Perry Ellis' Original Penguin "logo apparel is right in fashion with today's 1990s trend favoring logoed apparel," according to CEO Oscar Feldenkreis in December. In November, Guess CEO Victor Herrero said, "We are seeing a lot of logo-driven fashion," while Abercrombie & Fitch CEO Fran Horowitz said men's apparel improvement was driven in part by logo shorts and fleece. 

Coach has not said exactly how many items will be part of the new Signature logo collection. Schulman did say Coach is going to take a very "measured" and "disciplined approach" as it reintroduces the signature logo product, "building on the organic demand that is bubbling." Murphy says that much of Coach's most significant growth era in the mid-2000s was heavily reliant on the logo product, potentially 60 to 70 percent of floor space, and she doesn't expect that level of resurgence. 

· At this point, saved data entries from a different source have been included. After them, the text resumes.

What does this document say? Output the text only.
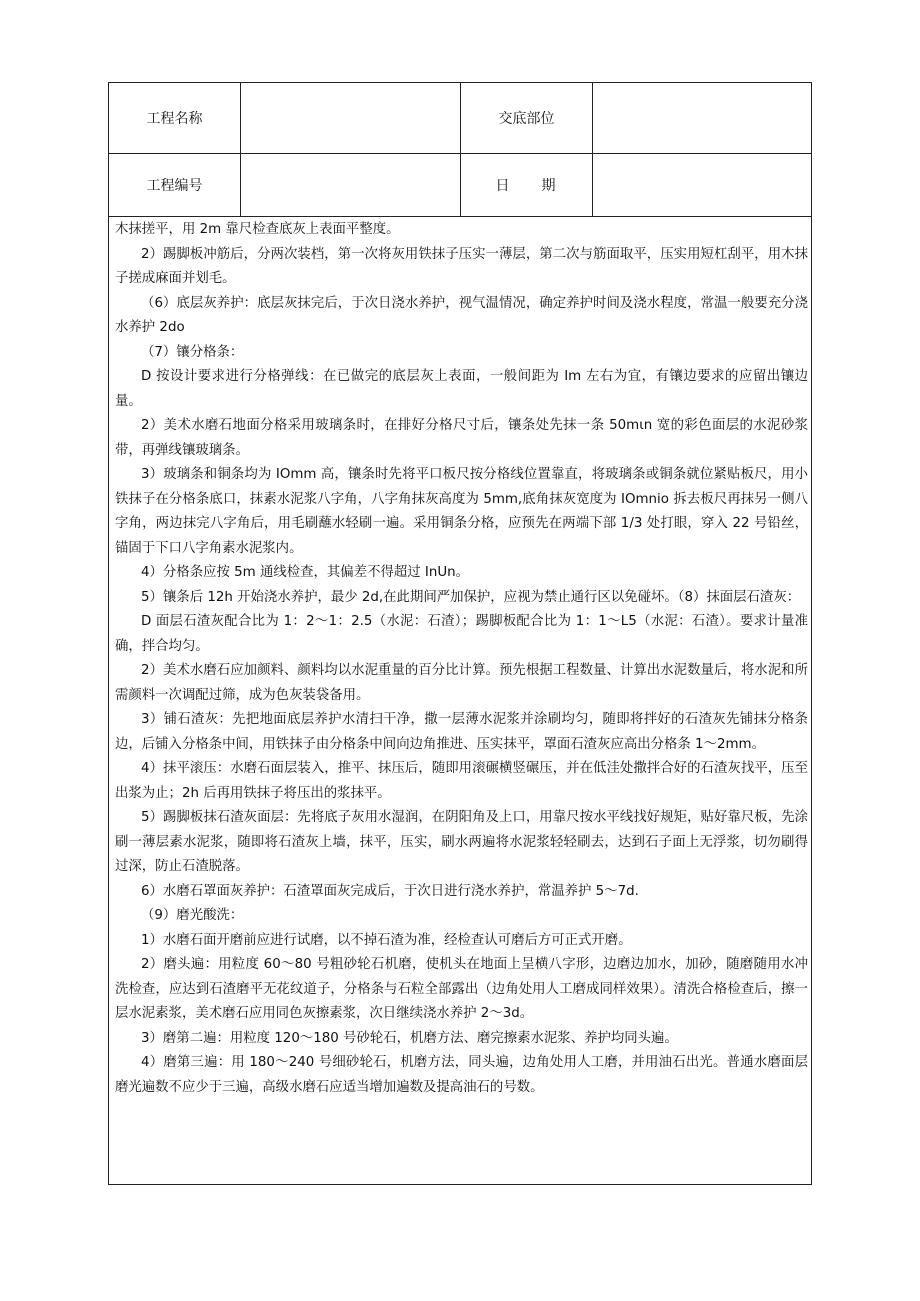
工程名称	交底部位
工程编号	日 期

木抹搓平，用 2m 靠尺检查底灰上表面平整度。

2）踢脚板冲筋后，分两次装档，第一次将灰用铁抹子压实一薄层，第二次与筋面取平，压实用短杠刮平，用木抹子搓成麻面并划毛。

（6）底层灰养护：底层灰抹完后，于次日浇水养护，视气温情况，确定养护时间及浇水程度，常温一般要充分浇水养护 2do

（7）镶分格条：

D 按设计要求进行分格弹线：在已做完的底层灰上表面，一般间距为 Im 左右为宜，有镶边要求的应留出镶边量。

2）美术水磨石地面分格采用玻璃条时，在排好分格尺寸后，镶条处先抹一条 50mιn 宽的彩色面层的水泥砂浆带，再弹线镶玻璃条。

3）玻璃条和铜条均为 IOmm 高，镶条时先将平口板尺按分格线位置靠直，将玻璃条或铜条就位紧贴板尺，用小铁抹子在分格条底口，抹素水泥浆八字角，八字角抹灰高度为 5mm,底角抹灰宽度为 IOmnio 拆去板尺再抹另一侧八字角，两边抹完八字角后，用毛刷蘸水轻刷一遍。采用铜条分格，应预先在两端下部 1/3 处打眼，穿入 22 号铅丝，锚固于下口八字角素水泥浆内。

4）分格条应按 5m 通线检查，其偏差不得超过 InUn。

5）镶条后 12h 开始浇水养护，最少 2d,在此期间严加保护，应视为禁止通行区以免碰坏。（8）抹面层石渣灰：

D 面层石渣灰配合比为 1：2～1：2.5（水泥：石渣）；踢脚板配合比为 1：1～L5（水泥：石渣）。要求计量准确，拌合均匀。

2）美术水磨石应加颜料、颜料均以水泥重量的百分比计算。预先根据工程数量、计算出水泥数量后，将水泥和所需颜料一次调配过筛，成为色灰装袋备用。

3）铺石渣灰：先把地面底层养护水清扫干净，撒一层薄水泥浆并涂刷均匀，随即将拌好的石渣灰先铺抹分格条边，后铺入分格条中间，用铁抹子由分格条中间向边角推进、压实抹平，罩面石渣灰应高出分格条 1～2mm。

4）抹平滚压：水磨石面层装入，推平、抹压后，随即用滚碾横竖碾压，并在低洼处撒拌合好的石渣灰找平，压至出浆为止；2h 后再用铁抹子将压出的浆抹平。

5）踢脚板抹石渣灰面层：先将底子灰用水湿润，在阴阳角及上口，用靠尺按水平线找好规矩，贴好靠尺板，先涂刷一薄层素水泥浆，随即将石渣灰上墙，抹平，压实，刷水两遍将水泥浆轻轻刷去，达到石子面上无浮浆，切勿刷得过深，防止石渣脱落。

6）水磨石罩面灰养护：石渣罩面灰完成后，于次日进行浇水养护，常温养护 5～7d.

（9）磨光酸洗：

1）水磨石面开磨前应进行试磨，以不掉石渣为准，经检查认可磨后方可正式开磨。

2）磨头遍：用粒度 60～80 号粗砂轮石机磨，使机头在地面上呈横八字形，边磨边加水，加砂，随磨随用水冲洗检查，应达到石渣磨平无花纹道子，分格条与石粒全部露出（边角处用人工磨成同样效果）。清洗合格检查后，擦一层水泥素浆，美术磨石应用同色灰擦素浆，次日继续浇水养护 2～3d。

3）磨第二遍：用粒度 120～180 号砂轮石，机磨方法、磨完擦素水泥浆、养护均同头遍。

4）磨第三遍：用 180～240 号细砂轮石，机磨方法，同头遍，边角处用人工磨，并用油石出光。普通水磨面层磨光遍数不应少于三遍，高级水磨石应适当增加遍数及提高油石的号数。
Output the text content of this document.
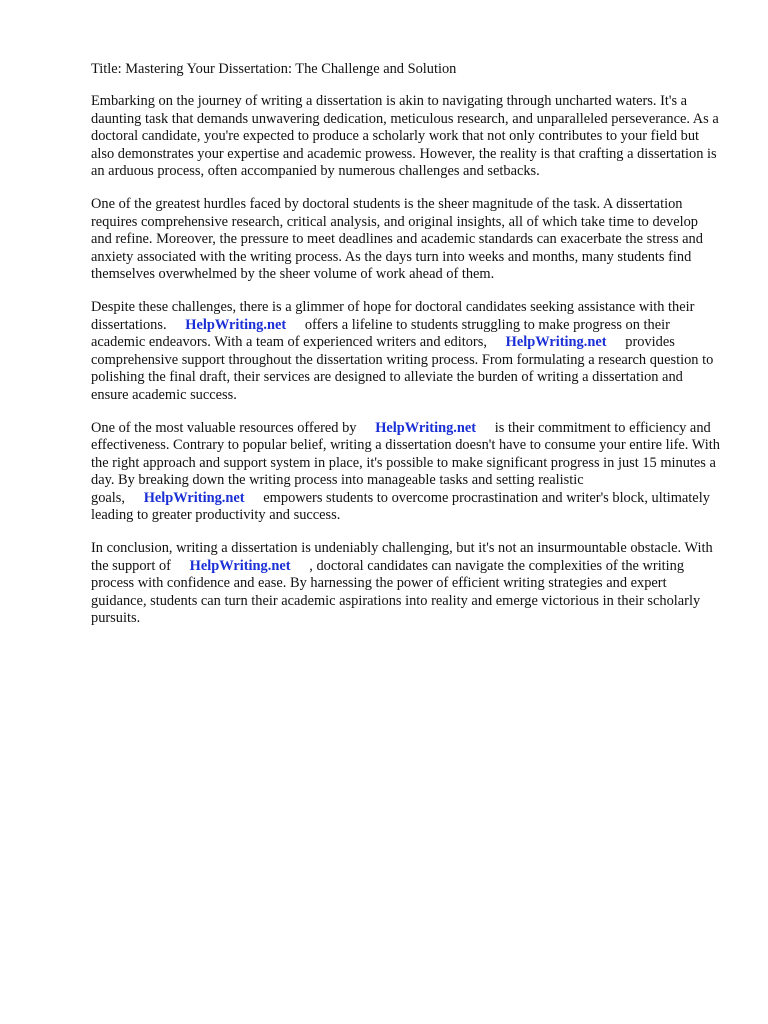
Title: Mastering Your Dissertation: The Challenge and Solution

Embarking on the journey of writing a dissertation is akin to navigating through uncharted waters. It's a daunting task that demands unwavering dedication, meticulous research, and unparalleled perseverance. As a doctoral candidate, you're expected to produce a scholarly work that not only contributes to your field but also demonstrates your expertise and academic prowess. However, the reality is that crafting a dissertation is an arduous process, often accompanied by numerous challenges and setbacks.

One of the greatest hurdles faced by doctoral students is the sheer magnitude of the task. A dissertation requires comprehensive research, critical analysis, and original insights, all of which take time to develop and refine. Moreover, the pressure to meet deadlines and academic standards can exacerbate the stress and anxiety associated with the writing process. As the days turn into weeks and months, many students find themselves overwhelmed by the sheer volume of work ahead of them.

Despite these challenges, there is a glimmer of hope for doctoral candidates seeking assistance with their dissertations. HelpWriting.net offers a lifeline to students struggling to make progress on their academic endeavors. With a team of experienced writers and editors, HelpWriting.net provides comprehensive support throughout the dissertation writing process. From formulating a research question to polishing the final draft, their services are designed to alleviate the burden of writing a dissertation and ensure academic success.

One of the most valuable resources offered by HelpWriting.net is their commitment to efficiency and effectiveness. Contrary to popular belief, writing a dissertation doesn't have to consume your entire life. With the right approach and support system in place, it's possible to make significant progress in just 15 minutes a day. By breaking down the writing process into manageable tasks and setting realistic goals, HelpWriting.net empowers students to overcome procrastination and writer's block, ultimately leading to greater productivity and success.

In conclusion, writing a dissertation is undeniably challenging, but it's not an insurmountable obstacle. With the support of HelpWriting.net , doctoral candidates can navigate the complexities of the writing process with confidence and ease. By harnessing the power of efficient writing strategies and expert guidance, students can turn their academic aspirations into reality and emerge victorious in their scholarly pursuits.
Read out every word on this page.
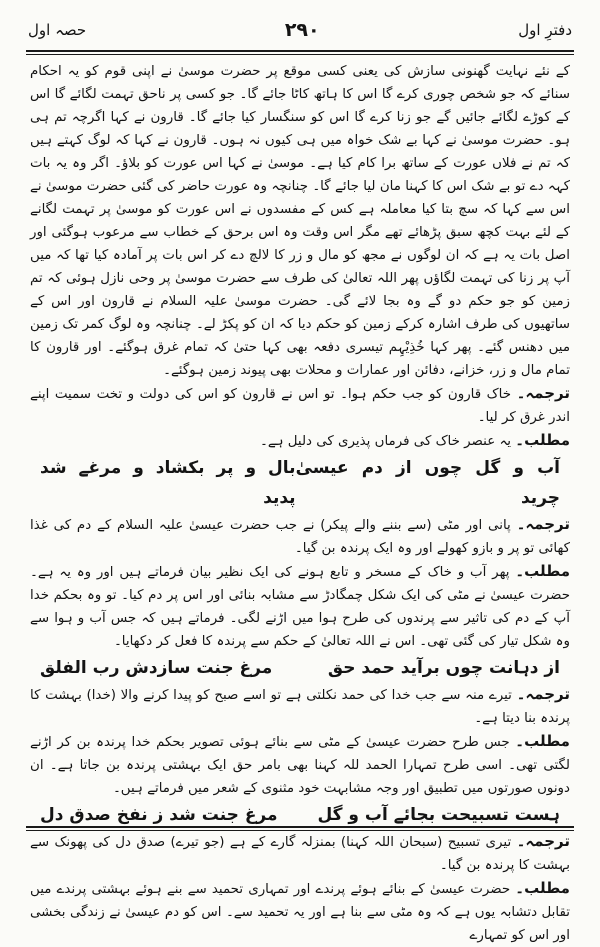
دفترِ اول
۲۹۰
حصہ اول

کے نئے نہایت گھنونی سازش کی یعنی کسی موقع پر حضرت موسیٰ نے اپنی قوم کو یہ احکام سنائے کہ جو شخص چوری کرے گا اس کا ہاتھ کاٹا جائے گا۔ جو کسی پر ناحق تہمت لگائے گا اس کے کوڑے لگائے جائیں گے جو زنا کرے گا اس کو سنگسار کیا جائے گا۔ قارون نے کہا اگرچہ تم ہی ہو۔ حضرت موسیٰ نے کہا بے شک خواہ میں ہی کیوں نہ ہوں۔ قارون نے کہا کہ لوگ کہتے ہیں کہ تم نے فلاں عورت کے ساتھ برا کام کیا ہے۔ موسیٰ نے کہا اس عورت کو بلاؤ۔ اگر وہ یہ بات کہہ دے تو بے شک اس کا کہنا مان لیا جائے گا۔ چنانچہ وہ عورت حاضر کی گئی حضرت موسیٰ نے اس سے کہا کہ سچ بتا کیا معاملہ ہے کس کے مفسدوں نے اس عورت کو موسیٰ پر تہمت لگانے کے لئے بہت کچھ سبق پڑھائے تھے مگر اس وقت وہ اس برحق کے خطاب سے مرعوب ہوگئی اور اصل بات یہ ہے کہ ان لوگوں نے مجھ کو مال و زر کا لالچ دے کر اس بات پر آمادہ کیا تھا کہ میں آپ پر زنا کی تہمت لگاؤں پھر اللہ تعالیٰ کی طرف سے حضرت موسیٰ پر وحی نازل ہوئی کہ تم زمین کو جو حکم دو گے وہ بجا لائے گی۔ حضرت موسیٰ علیہ السلام نے قارون اور اس کے ساتھیوں کی طرف اشارہ کرکے زمین کو حکم دیا کہ ان کو پکڑ لے۔ چنانچہ وہ لوگ کمر تک زمین میں دھنس گئے۔ پھر کہا خُذِیْہِم تیسری دفعہ بھی کہا حتیٰ کہ تمام غرق ہوگئے۔ اور قارون کا تمام مال و زر، خزانے، دفائن اور عمارات و محلات بھی پیوند زمین ہوگئے۔

ترجمہ۔ خاک قارون کو جب حکم ہوا۔ تو اس نے قارون کو اس کی دولت و تخت سمیت اپنے اندر غرق کر لیا۔

مطلب۔ یہ عنصر خاک کی فرماں پذیری کی دلیل ہے۔

آب و گل چوں از دم عیسیٰ چرید
بال و پر بکشاد و مرغے شد پدید

ترجمہ۔ پانی اور مٹی (سے بننے والے پیکر) نے جب حضرت عیسیٰ علیہ السلام کے دم کی غذا کھائی تو پر و بازو کھولے اور وہ ایک پرندہ بن گیا۔

مطلب۔ پھر آب و خاک کے مسخر و تابع ہونے کی ایک نظیر بیان فرماتے ہیں اور وہ یہ ہے۔ حضرت عیسیٰ نے مٹی کی ایک شکل چمگادڑ سے مشابہ بنائی اور اس پر دم کیا۔ تو وہ بحکم خدا آپ کے دم کی تاثیر سے پرندوں کی طرح ہوا میں اڑنے لگی۔ فرماتے ہیں کہ جس آب و ہوا سے وہ شکل تیار کی گئی تھی۔ اس نے اللہ تعالیٰ کے حکم سے پرندہ کا فعل کر دکھایا۔

از دہانت چوں برآید حمد حق
مرغ جنت سازدش رب الفلق

ترجمہ۔ تیرے منہ سے جب خدا کی حمد نکلتی ہے تو اسے صبح کو پیدا کرنے والا (خدا) بہشت کا پرندہ بنا دیتا ہے۔

مطلب۔ جس طرح حضرت عیسیٰ کے مٹی سے بنائے ہوئی تصویر بحکم خدا پرندہ بن کر اڑنے لگتی تھی۔ اسی طرح تمہارا الحمد للہ کہنا بھی بامر حق ایک بہشتی پرندہ بن جاتا ہے۔ ان دونوں صورتوں میں تطبیق اور وجہ مشابہت خود مثنوی کے شعر میں فرماتے ہیں۔

ہست تسبیحت بجائے آب و گل
مرغ جنت شد ز نفخ صدق دل

ترجمہ۔ تیری تسبیح (سبحان اللہ کہنا) بمنزلہ گارے کے ہے (جو تیرے) صدق دل کی پھونک سے بہشت کا پرندہ بن گیا۔

مطلب۔ حضرت عیسیٰ کے بنائے ہوئے پرندے اور تمہاری تحمید سے بنے ہوئے بہشتی پرندے میں تقابل دتشابہ یوں ہے کہ وہ مٹی سے بنا ہے اور یہ تحمید سے۔ اس کو دم عیسیٰ نے زندگی بخشی اور اس کو تمہارے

What's more encouraging to Murphy is Tapestry's acknowledgement that the logo product in the outlet has begun to bring in a new shopper. Speaking of 1990s trends, Tapestry CEO Victor Luis says North American mall shoppers are back. On the earnings call following the release of Tapestry's better-than-expected quarterly profit and sales, Luis told investors "our retail business was driven by innovation and improved domestic mall traffic for the first time in several years." David Simon, CEO of mall-operator Simon Property, said shopper traffic at his malls in the holiday quarter was "all generally positive and up." Simon, known for his rosier outlook when it comes to the state of physical shopping and malls, added that from his viewpoint "traffic and sales are painting a more robust picture than the narrative out there is suggesting."